Gerrymandering involves the changing and redrawing of boundaries of electoral constituencies typically for purposes such as to give an unfair advantage to a political party or to dilute the voting power of voters based on their race.
In a redelineation of Malaysia’s voting boundaries roughly a month before the May 2018 elections, the Election Commission was accused by critics of having gerrymandered seats to favour the then ruling Barisan Nasional coalition and to have converted multiracial seats where no one race is dominant into seats with dominant numbers of Malay or Chinese voters.
Lim today stressed the importance of unity for peace, harmony and prosperity.
“The Federal Constitution unites us all by setting out our rights and obligations. Malaysians are stronger together by respecting our differences and supporting each other’s rights and obligations. This respect is the basis for peace and harmony in our society. This togetherness is also the platform for economic prosperity for us and our children.
“Muslims, Christians, Buddhists, Hindus, Taoists or Sikhs, we are all Malaysians. Happy Easter!” he said.
While Lim did not name the PAS minister, Plantation Industries and Commodities Minister Datuk Mohd Khairuddin Aman Razali, who is also PAS central committee member, was reported to have suggested the redrawing of voting boundaries to favour Muslims and Malays.
In a March 21 Facebook post, Khairuddin had said PAS sees a need for the long term to win the 15th general election with a two-thirds majority.

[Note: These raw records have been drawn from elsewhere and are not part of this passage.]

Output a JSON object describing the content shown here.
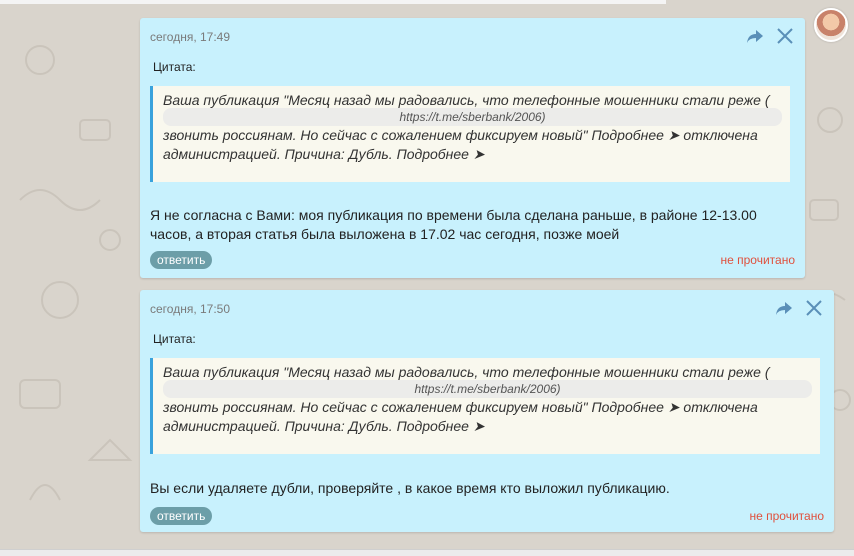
{
  "messages": [
    {
      "timestamp": "сегодня, 17:49",
      "quote_label": "Цитата:",
      "quote_line1": "Ваша публикация \"Месяц назад мы радовались, что телефонные мошенники стали реже (",
      "quote_link": "https://t.me/sberbank/2006)",
      "quote_line2": "звонить россиянам. Но сейчас с сожалением фиксируем новый\" Подробнее ➤ отключена",
      "quote_line3": "администрацией. Причина: Дубль. Подробнее ➤",
      "text": "Я не согласна с Вами: моя публикация по времени была сделана раньше, в районе 12-13.00 часов, а вторая статья была выложена в 17.02 час сегодня, позже моей",
      "reply_label": "ответить",
      "status": "не прочитано"
    },
    {
      "timestamp": "сегодня, 17:50",
      "quote_label": "Цитата:",
      "quote_line1": "Ваша публикация \"Месяц назад мы радовались, что телефонные мошенники стали реже (",
      "quote_link": "https://t.me/sberbank/2006)",
      "quote_line2": "звонить россиянам. Но сейчас с сожалением фиксируем новый\" Подробнее ➤ отключена",
      "quote_line3": "администрацией. Причина: Дубль. Подробнее ➤",
      "text": "Вы если удаляете дубли, проверяйте , в какое время кто выложил публикацию.",
      "reply_label": "ответить",
      "status": "не прочитано"
    }
  ],
  "colors": {
    "bubble": "#c8f1fd",
    "quote_bar": "#39a2dc",
    "reply_button": "#6c9ea8",
    "unread": "#e0503c"
  },
  "icons": [
    "forward-icon",
    "close-icon",
    "user-avatar"
  ]
}
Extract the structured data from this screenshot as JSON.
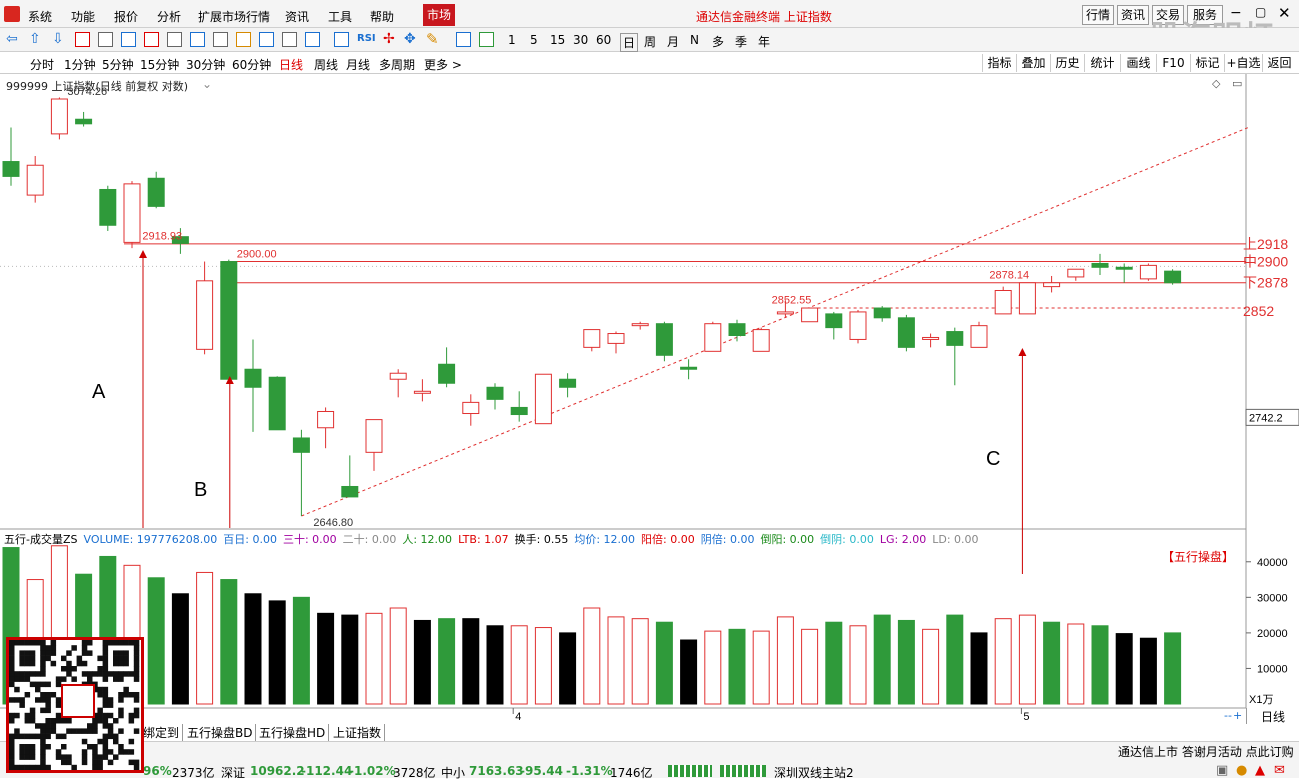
{
  "menubar": {
    "items": [
      "系统",
      "功能",
      "报价",
      "分析",
      "扩展市场行情",
      "资讯",
      "工具",
      "帮助"
    ],
    "market": "市场",
    "title": "通达信金融终端 上证指数",
    "right_buttons": [
      "行情",
      "资讯",
      "交易",
      "服务"
    ]
  },
  "watermark": "股海明灯",
  "toolbar": {
    "periods": [
      "1",
      "5",
      "15",
      "30",
      "60"
    ],
    "cycles": [
      "日",
      "周",
      "月",
      "N",
      "多",
      "季",
      "年"
    ]
  },
  "periodbar": {
    "items": [
      "分时",
      "1分钟",
      "5分钟",
      "15分钟",
      "30分钟",
      "60分钟",
      "日线",
      "周线",
      "月线",
      "多周期",
      "更多 >"
    ],
    "active": "日线",
    "right_items": [
      "指标",
      "叠加",
      "历史",
      "统计",
      "画线",
      "F10",
      "标记",
      "+自选",
      "返回"
    ]
  },
  "chart_info": "999999 上证指数(日线 前复权 对数)",
  "colors": {
    "up": "#e03030",
    "down": "#2f9a3a",
    "black": "#000000",
    "accent": "#c8171e"
  },
  "chart_data": {
    "type": "candlestick",
    "candles": [
      {
        "o": 3006,
        "h": 3043,
        "l": 2980,
        "c": 2990
      },
      {
        "o": 2970,
        "h": 3012,
        "l": 2962,
        "c": 3002
      },
      {
        "o": 3036,
        "h": 3076,
        "l": 3030,
        "c": 3074.26
      },
      {
        "o": 3052,
        "h": 3060,
        "l": 3044,
        "c": 3047
      },
      {
        "o": 2976,
        "h": 2980,
        "l": 2932,
        "c": 2938
      },
      {
        "o": 2920,
        "h": 2985,
        "l": 2914,
        "c": 2982
      },
      {
        "o": 2988,
        "h": 2995,
        "l": 2956,
        "c": 2958
      },
      {
        "o": 2926,
        "h": 2935,
        "l": 2908,
        "c": 2918.93
      },
      {
        "o": 2810,
        "h": 2900,
        "l": 2805,
        "c": 2880
      },
      {
        "o": 2900,
        "h": 2902,
        "l": 2776,
        "c": 2780
      },
      {
        "o": 2790,
        "h": 2820,
        "l": 2728,
        "c": 2772
      },
      {
        "o": 2782,
        "h": 2783,
        "l": 2740,
        "c": 2730
      },
      {
        "o": 2722,
        "h": 2730,
        "l": 2646.8,
        "c": 2708
      },
      {
        "o": 2732,
        "h": 2752,
        "l": 2712,
        "c": 2748
      },
      {
        "o": 2675,
        "h": 2705,
        "l": 2668,
        "c": 2665
      },
      {
        "o": 2708,
        "h": 2738,
        "l": 2690,
        "c": 2740
      },
      {
        "o": 2780,
        "h": 2790,
        "l": 2762,
        "c": 2786
      },
      {
        "o": 2766,
        "h": 2780,
        "l": 2758,
        "c": 2768
      },
      {
        "o": 2795,
        "h": 2812,
        "l": 2772,
        "c": 2776
      },
      {
        "o": 2746,
        "h": 2765,
        "l": 2734,
        "c": 2757
      },
      {
        "o": 2772,
        "h": 2776,
        "l": 2750,
        "c": 2760
      },
      {
        "o": 2752,
        "h": 2768,
        "l": 2738,
        "c": 2745
      },
      {
        "o": 2736,
        "h": 2785,
        "l": 2736,
        "c": 2785
      },
      {
        "o": 2780,
        "h": 2786,
        "l": 2762,
        "c": 2772
      },
      {
        "o": 2812,
        "h": 2830,
        "l": 2808,
        "c": 2830
      },
      {
        "o": 2816,
        "h": 2828,
        "l": 2806,
        "c": 2826
      },
      {
        "o": 2834,
        "h": 2838,
        "l": 2830,
        "c": 2836
      },
      {
        "o": 2836,
        "h": 2838,
        "l": 2798,
        "c": 2804
      },
      {
        "o": 2792,
        "h": 2800,
        "l": 2780,
        "c": 2790
      },
      {
        "o": 2808,
        "h": 2838,
        "l": 2808,
        "c": 2836
      },
      {
        "o": 2836,
        "h": 2840,
        "l": 2818,
        "c": 2824
      },
      {
        "o": 2808,
        "h": 2832,
        "l": 2808,
        "c": 2830
      },
      {
        "o": 2846,
        "h": 2860,
        "l": 2842,
        "c": 2848
      },
      {
        "o": 2838,
        "h": 2852.55,
        "l": 2838,
        "c": 2852
      },
      {
        "o": 2846,
        "h": 2848,
        "l": 2820,
        "c": 2832
      },
      {
        "o": 2820,
        "h": 2850,
        "l": 2816,
        "c": 2848
      },
      {
        "o": 2852,
        "h": 2854,
        "l": 2838,
        "c": 2842
      },
      {
        "o": 2842,
        "h": 2845,
        "l": 2808,
        "c": 2812
      },
      {
        "o": 2820,
        "h": 2826,
        "l": 2812,
        "c": 2822
      },
      {
        "o": 2828,
        "h": 2832,
        "l": 2774,
        "c": 2814
      },
      {
        "o": 2812,
        "h": 2838,
        "l": 2812,
        "c": 2834
      },
      {
        "o": 2846,
        "h": 2874,
        "l": 2846,
        "c": 2870
      },
      {
        "o": 2846,
        "h": 2878.14,
        "l": 2846,
        "c": 2878
      },
      {
        "o": 2874,
        "h": 2885,
        "l": 2868,
        "c": 2878
      },
      {
        "o": 2884,
        "h": 2892,
        "l": 2880,
        "c": 2892
      },
      {
        "o": 2898,
        "h": 2908,
        "l": 2886,
        "c": 2894
      },
      {
        "o": 2894,
        "h": 2898,
        "l": 2878,
        "c": 2892
      },
      {
        "o": 2882,
        "h": 2898,
        "l": 2880,
        "c": 2896
      },
      {
        "o": 2890,
        "h": 2892,
        "l": 2876,
        "c": 2878
      }
    ],
    "volume": [
      44000,
      35000,
      44500,
      36500,
      41500,
      39000,
      35500,
      31000,
      37000,
      35000,
      31000,
      29000,
      30000,
      25500,
      25000,
      25500,
      27000,
      23500,
      24000,
      24000,
      22000,
      22000,
      21500,
      20000,
      27000,
      24500,
      24000,
      23000,
      18000,
      20500,
      21000,
      20500,
      24500,
      21000,
      23000,
      22000,
      25000,
      23500,
      21000,
      25000,
      20000,
      24000,
      25000,
      23000,
      22500,
      22000,
      19800,
      18500,
      20000
    ],
    "volume_color": [
      "down",
      "up",
      "up",
      "down",
      "down",
      "up",
      "down",
      "black",
      "up",
      "down",
      "black",
      "black",
      "down",
      "black",
      "black",
      "up",
      "up",
      "black",
      "down",
      "black",
      "black",
      "up",
      "up",
      "black",
      "up",
      "up",
      "up",
      "down",
      "black",
      "up",
      "down",
      "up",
      "up",
      "up",
      "down",
      "up",
      "down",
      "down",
      "up",
      "down",
      "black",
      "up",
      "up",
      "down",
      "up",
      "down",
      "black",
      "black",
      "down"
    ],
    "price_labels": [
      {
        "i": 2,
        "p": 3074.26,
        "label": "3074.26",
        "side": "right"
      },
      {
        "i": 7,
        "p": 2918.93,
        "label": "2918.93",
        "side": "left"
      },
      {
        "i": 9,
        "p": 2900,
        "label": "2900.00",
        "side": "right"
      },
      {
        "i": 12,
        "p": 2646.8,
        "label": "2646.80",
        "side": "right"
      },
      {
        "i": 33,
        "p": 2852.55,
        "label": "2852.55",
        "side": "left"
      },
      {
        "i": 42,
        "p": 2878.14,
        "label": "2878.14",
        "side": "left"
      }
    ],
    "hlines": [
      {
        "p": 2918.5,
        "label": "上2918",
        "dash": false
      },
      {
        "p": 2900,
        "label": "中2900",
        "dash": false
      },
      {
        "p": 2878,
        "label": "下2878",
        "dash": false
      },
      {
        "p": 2852,
        "label": "2852",
        "dash": true
      }
    ],
    "trendline": {
      "from": {
        "i": 12,
        "p": 2646.8
      },
      "to": {
        "i": 33,
        "p": 2852.55
      },
      "extend_to": 2918
    },
    "annotations": [
      {
        "text": "A",
        "i": 5
      },
      {
        "text": "B",
        "i": 9
      },
      {
        "text": "C",
        "i": 42
      }
    ],
    "price_axis_label": "2742.2",
    "vol_ticks": [
      "40000",
      "30000",
      "20000",
      "10000"
    ],
    "vol_unit": "X1万",
    "x_ticks": [
      {
        "i": 21,
        "label": "4"
      },
      {
        "i": 42,
        "label": "5"
      }
    ],
    "wuxing_label": "【五行操盘】"
  },
  "volinfo": [
    {
      "t": "五行-成交量ZS",
      "c": "#000"
    },
    {
      "t": "VOLUME: 197776208.00",
      "c": "#1a6fd0"
    },
    {
      "t": "百日: 0.00",
      "c": "#1a6fd0"
    },
    {
      "t": "三十: 0.00",
      "c": "#a000a0"
    },
    {
      "t": "二十: 0.00",
      "c": "#888"
    },
    {
      "t": "人: 12.00",
      "c": "#1a8a1a"
    },
    {
      "t": "LTB: 1.07",
      "c": "#d00"
    },
    {
      "t": "换手: 0.55",
      "c": "#000"
    },
    {
      "t": "均价: 12.00",
      "c": "#1a6fd0"
    },
    {
      "t": "阳倍: 0.00",
      "c": "#d00"
    },
    {
      "t": "阴倍: 0.00",
      "c": "#1a6fd0"
    },
    {
      "t": "倒阳: 0.00",
      "c": "#1a8a1a"
    },
    {
      "t": "倒阴: 0.00",
      "c": "#2ab8c8"
    },
    {
      "t": "LG: 2.00",
      "c": "#a000a0"
    },
    {
      "t": "LD: 0.00",
      "c": "#888"
    }
  ],
  "bottomtabs": [
    "绑定到",
    "五行操盘BD",
    "五行操盘HD",
    "上证指数"
  ],
  "bottom_right_tab": "日线",
  "status": {
    "sh_pct": "96%",
    "sh_amt": "2373亿",
    "sz_label": "深证",
    "sz_val": "10962.2",
    "sz_chg": "-112.44",
    "sz_pct": "-1.02%",
    "sz_amt": "3728亿",
    "zx_label": "中小",
    "zx_val": "7163.63",
    "zx_chg": "-95.44",
    "zx_pct": "-1.31%",
    "zx_amt": "1746亿",
    "server": "深圳双线主站2",
    "notice": "通达信上市 答谢月活动 点此订购"
  }
}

“At that time, a change in electoral boundaries that benefit Malay Muslims and an increase in parliamentary seats in Malay-majority states can be worked on,” he had said in the Facebook post, adding that the way to achieve this ambition was by continuing to strengthen the cooperation between three unnamed Malay parties and also voicing the importance of maintaining straight fights to win the 15th general election.